Sprawdź też: Orlen uruchomił ultraszybką ładowarkę dla samochodów. Tak, jedną
Spekulacje wywołał szwajcarski projekt rozporządzenia w sprawie ograniczeń i zakazów korzystania z energii elektrycznej. Przedstawia on cztery możliwe poziomy eskalacji, w ramach których wprowadzano by określone zakazy. Elektromobilność jest wymieniona na 3. poziomie eskalacji jako jeden z wielu możliwych środków mających pomóc zapobiec przeciążeniu sieci energetycznej.
Co ważne: nie chodzi tylko o brak możliwości ładowania elektryków, ale też brak możliwości przemieszczania się nimi.
„Prywatne korzystanie z samochodów elektrycznych będzie dozwolone tylko w przypadku absolutnie niezbędnych podróży” – czytamy.
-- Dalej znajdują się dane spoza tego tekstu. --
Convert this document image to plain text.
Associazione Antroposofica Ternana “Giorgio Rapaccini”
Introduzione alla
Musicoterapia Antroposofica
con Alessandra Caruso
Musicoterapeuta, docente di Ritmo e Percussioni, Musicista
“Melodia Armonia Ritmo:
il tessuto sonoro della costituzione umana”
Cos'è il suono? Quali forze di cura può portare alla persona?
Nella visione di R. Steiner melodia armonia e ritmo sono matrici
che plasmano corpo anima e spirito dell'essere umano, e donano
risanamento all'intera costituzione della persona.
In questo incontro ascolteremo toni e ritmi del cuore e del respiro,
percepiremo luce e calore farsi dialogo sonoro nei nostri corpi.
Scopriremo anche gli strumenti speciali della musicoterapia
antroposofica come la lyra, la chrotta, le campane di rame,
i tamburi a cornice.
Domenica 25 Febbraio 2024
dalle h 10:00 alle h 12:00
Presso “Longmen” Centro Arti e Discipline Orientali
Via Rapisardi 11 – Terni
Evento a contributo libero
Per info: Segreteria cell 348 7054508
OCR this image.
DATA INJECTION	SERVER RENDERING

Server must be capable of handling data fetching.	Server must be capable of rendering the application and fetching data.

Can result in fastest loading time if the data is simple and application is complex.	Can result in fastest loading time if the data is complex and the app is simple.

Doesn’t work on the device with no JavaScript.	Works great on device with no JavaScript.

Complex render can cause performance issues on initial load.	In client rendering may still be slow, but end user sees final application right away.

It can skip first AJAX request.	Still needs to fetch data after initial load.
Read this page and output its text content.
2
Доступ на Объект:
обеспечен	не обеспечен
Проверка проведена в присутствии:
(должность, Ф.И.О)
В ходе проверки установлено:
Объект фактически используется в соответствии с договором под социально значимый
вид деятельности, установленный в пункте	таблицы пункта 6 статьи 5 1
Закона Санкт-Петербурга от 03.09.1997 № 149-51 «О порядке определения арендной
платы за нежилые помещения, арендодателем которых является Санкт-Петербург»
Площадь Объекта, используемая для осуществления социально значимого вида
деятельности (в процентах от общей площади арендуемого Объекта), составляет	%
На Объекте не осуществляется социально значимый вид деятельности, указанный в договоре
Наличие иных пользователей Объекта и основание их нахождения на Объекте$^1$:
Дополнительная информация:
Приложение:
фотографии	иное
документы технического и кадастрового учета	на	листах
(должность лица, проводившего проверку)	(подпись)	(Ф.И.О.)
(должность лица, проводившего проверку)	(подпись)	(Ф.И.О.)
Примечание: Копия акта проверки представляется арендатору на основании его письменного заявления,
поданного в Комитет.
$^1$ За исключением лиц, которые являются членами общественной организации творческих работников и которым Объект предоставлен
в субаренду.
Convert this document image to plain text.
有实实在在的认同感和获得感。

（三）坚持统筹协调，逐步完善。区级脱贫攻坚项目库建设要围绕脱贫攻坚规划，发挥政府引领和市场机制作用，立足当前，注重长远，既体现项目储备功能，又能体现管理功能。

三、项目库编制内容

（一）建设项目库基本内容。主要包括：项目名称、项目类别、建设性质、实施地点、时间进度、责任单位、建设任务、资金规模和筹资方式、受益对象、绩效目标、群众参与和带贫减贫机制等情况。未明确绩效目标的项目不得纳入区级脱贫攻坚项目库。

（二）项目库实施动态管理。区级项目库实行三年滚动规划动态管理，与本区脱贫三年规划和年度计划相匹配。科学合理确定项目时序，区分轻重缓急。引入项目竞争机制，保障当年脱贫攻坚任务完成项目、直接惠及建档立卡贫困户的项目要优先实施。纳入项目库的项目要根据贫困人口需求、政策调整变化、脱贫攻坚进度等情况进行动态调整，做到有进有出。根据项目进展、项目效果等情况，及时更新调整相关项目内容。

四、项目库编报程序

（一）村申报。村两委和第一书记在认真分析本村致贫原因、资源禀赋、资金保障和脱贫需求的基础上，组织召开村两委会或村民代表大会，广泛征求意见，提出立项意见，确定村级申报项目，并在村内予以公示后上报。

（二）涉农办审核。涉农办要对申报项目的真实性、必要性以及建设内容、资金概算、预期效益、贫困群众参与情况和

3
Gdyby w Szwajcarii rzeczywiście miało „zabraknąć” (to dość spore uproszczenie) prądu, zgodnie z projektem przepisów częściowy zakaz jazdy dla samochodów elektrycznych byłby jednym z wielu podjętych środków, mających na celu złagodzenie kryzysu.
Jedyny taki przypadek
Jak dotąd są to tylko proponowane zmiany, które Szwajcarska Rada Federalna przygotowuje, aby przygotować się na możliwość wystąpienia niedoboru energii elektrycznej. Wiele krajów europejskich tworzy podobne procedury awaryjne.
W żadnym innym kraju na razie nie mówiono o zakazie przemieszczania się autami elektrycznymi.